Art. 17.O caput, doart.237, da Lei Complementar Municipal n° 034/2005, passa a vigorar com a seguinte redação:

 

“Art. 237. A ação para a cobrança do crédito tributário e não tributário prescreve em 05 (cinco) anos, contados da data da sua constituição definitiva.”

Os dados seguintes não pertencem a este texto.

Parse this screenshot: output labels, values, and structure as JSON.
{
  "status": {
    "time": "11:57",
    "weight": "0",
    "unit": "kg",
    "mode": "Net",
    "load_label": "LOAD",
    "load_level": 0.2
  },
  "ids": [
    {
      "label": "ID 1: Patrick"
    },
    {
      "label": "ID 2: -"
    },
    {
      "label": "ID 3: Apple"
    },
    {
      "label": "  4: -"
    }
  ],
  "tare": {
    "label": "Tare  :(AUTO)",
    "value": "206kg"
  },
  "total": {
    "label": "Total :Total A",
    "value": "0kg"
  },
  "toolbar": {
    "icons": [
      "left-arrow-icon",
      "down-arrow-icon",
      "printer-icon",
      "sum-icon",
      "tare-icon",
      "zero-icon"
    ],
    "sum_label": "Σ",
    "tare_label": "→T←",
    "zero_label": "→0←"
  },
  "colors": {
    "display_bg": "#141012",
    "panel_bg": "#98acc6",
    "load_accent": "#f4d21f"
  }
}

Art. 18. Toda planta de loteamento deverá constar obrigatoriamente, sob pena de nulidade todos os pressupostos estabelecidos na lei federal nº 6.766/79, de forma detalhada, o quadro de ares com os seguintes itens:

 

I – área total da gleba em m²;

II – área total loteada em m²;

III – O sistema viário em m²;

IV – área disponibilizada para equipamentos urbanos em m²;

V – largura das vias principais considerando de meio-fio a meio fio;

VI – largura das vias secundárias considerando de meio-fio a meio fio;

VI – área verde destinada ao uso público (lazer) em m²;

VII – áreas non aedificandi;

VIII – número de lotes;

IX – número de quadras;

X – responsável técnico pelo projeto.

Art. 19.Fica estabelecido a testada máxima para as quadras igual a 300,00m (trezentos) metros e profundidade máxima igual a 100,00m (cem metros).

 

Art. 20.Ficam as instituições financeiras obrigadas, quando do financiamento de imóveis urbanos consultar a Secretaria Municipal de Obras e Urbanismo e solicitar uma Declaração Prévia de Regularidade de Imóvel – DPRI que será gratuita para qualquer requerente.

 

Parágrafo único. A medida prevista no caput deste artigo visa tão somente evitar prejuízos futuros para os contratantes e acolhe o interesse público decorrente de questões relativas às licenças ambientais e urbanísticas e a desobediência a este artigo implicará na aplicação de multa de 20% do valor de cada financiamento contra a instituição financiadora.

 

 Art. 21. O executivo regulamentará, respeitada as reservas desta Lei, no que couber especialmente no que concernem as ações de poder de polícia no prazo máximo de 60 (sessenta) dias após a sua publicação.

    

Art. 22. Revogam-se as disposições em contrário, especialmente os § 1º e § 2º do art. 60 da Lei Complementar Municipal nº 034/2005.

 

Art. 23. Esta Lei entra em vigor na data de sua publicação.

 

Gabinete do Prefeito

Serra Talhada/PE, 03 de julho de 2012.